Already a good answer here, but I try to highlight the problem from a slightly different point of view. When you are going to implement a full retrograde analysis for KBBK, you have to generate all KBBK positions, which are less than 32*32*62*61*2. The "32" is the number of squares for the bishops, the "*2" takes into account which player moves next; and not all 32*32*62*61 theoretical placements of the four pieces are legal (obviously, you can exclude any positions where the kings have a positional distance <2).
For the analysis, take these positions as the vertices of a directed graph, and the edges are the legal transitions from one position to the next (according to the possible moves).

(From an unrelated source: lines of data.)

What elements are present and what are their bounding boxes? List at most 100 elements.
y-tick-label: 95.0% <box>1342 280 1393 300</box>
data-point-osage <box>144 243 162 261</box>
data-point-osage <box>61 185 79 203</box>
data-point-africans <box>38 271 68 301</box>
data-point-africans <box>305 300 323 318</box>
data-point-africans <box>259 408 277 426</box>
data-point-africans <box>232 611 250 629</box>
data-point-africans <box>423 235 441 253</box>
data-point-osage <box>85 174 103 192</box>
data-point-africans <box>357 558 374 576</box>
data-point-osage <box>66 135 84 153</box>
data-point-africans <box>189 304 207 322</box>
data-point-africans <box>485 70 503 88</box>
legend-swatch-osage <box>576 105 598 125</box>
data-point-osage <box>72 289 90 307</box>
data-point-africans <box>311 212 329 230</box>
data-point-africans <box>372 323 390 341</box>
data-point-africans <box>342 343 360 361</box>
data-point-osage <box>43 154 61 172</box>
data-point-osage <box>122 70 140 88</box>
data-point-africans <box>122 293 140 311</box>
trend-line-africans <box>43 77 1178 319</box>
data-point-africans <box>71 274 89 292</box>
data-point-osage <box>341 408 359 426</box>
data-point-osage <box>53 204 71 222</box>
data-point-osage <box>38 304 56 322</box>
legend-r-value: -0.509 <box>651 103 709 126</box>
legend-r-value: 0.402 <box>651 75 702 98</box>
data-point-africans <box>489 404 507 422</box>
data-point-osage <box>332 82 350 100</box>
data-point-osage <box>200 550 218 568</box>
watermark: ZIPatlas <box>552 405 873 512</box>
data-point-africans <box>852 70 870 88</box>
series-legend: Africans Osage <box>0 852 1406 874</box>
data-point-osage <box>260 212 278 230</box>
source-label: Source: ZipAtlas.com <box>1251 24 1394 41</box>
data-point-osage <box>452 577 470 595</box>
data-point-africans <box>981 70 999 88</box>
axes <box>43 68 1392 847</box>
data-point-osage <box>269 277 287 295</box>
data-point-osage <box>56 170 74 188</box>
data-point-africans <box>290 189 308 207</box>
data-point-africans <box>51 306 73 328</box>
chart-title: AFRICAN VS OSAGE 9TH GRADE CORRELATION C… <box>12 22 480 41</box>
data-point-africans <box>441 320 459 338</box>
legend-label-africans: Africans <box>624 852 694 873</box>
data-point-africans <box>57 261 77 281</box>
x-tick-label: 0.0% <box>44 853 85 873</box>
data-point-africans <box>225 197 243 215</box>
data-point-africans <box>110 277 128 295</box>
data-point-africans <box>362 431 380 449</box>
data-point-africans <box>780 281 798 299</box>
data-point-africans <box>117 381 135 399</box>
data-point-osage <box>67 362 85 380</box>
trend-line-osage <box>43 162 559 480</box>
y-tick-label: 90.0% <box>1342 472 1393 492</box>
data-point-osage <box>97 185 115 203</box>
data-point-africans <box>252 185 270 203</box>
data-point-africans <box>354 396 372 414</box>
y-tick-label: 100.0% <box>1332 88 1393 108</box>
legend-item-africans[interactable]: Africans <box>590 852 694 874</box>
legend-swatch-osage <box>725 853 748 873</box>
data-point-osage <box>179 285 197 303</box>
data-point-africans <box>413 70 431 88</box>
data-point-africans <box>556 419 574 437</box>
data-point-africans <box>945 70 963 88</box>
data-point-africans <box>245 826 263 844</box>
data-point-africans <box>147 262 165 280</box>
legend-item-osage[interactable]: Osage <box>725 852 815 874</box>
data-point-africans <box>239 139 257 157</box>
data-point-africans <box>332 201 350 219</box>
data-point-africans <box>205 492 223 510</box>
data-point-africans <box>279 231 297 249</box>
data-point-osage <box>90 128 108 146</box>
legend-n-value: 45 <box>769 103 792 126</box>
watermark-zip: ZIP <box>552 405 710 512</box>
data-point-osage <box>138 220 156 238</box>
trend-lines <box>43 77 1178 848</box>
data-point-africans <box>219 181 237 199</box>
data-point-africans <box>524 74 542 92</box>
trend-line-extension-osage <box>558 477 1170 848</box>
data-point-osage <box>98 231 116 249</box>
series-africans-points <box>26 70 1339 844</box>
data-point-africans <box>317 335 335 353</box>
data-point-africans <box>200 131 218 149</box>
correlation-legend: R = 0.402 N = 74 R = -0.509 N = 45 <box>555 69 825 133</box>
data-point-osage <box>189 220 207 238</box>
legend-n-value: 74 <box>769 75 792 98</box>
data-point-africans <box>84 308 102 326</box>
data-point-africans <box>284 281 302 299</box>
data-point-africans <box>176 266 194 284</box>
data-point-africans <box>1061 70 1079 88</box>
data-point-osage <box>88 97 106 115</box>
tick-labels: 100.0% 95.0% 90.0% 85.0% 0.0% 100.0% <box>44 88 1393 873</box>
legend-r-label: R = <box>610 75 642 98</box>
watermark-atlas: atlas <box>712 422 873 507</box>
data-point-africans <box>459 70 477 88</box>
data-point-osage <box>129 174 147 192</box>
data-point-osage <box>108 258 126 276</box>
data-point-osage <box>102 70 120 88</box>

Now, mark the positions where white moves next and the black king could be captured by a white bishop. Technically, capturing the king is not legal according to the classic chess rules, but lets assume for a moment it were legal and call these positions "mate in -1". The "mate in 0" positions then are the vertices in the graph where black moves next, having only "mate in -1" sucessors, and where the black king is already checked (when there are just "mate in -1"-successors, and the black king is not checked, it is a remis situation).
More generally, a position where black moves next is a "mate in x+1", when x is the maximum of all y among the successors in the graph with a "mate in y" position, and there is no remis situation. When black moves next and there is at least one remis position amoung the successors, the current position is a remis situation, too. A position where white moves next is a "mate in x+1", when x is the minimum of all y among the successors with a "mate in y" position (regardless of remis positions). When white moves next, a position is only a remis position when all successors are remis positions, too.
So "mate in 0" positions can be simply identified by applying the first step of your retrograde analysis.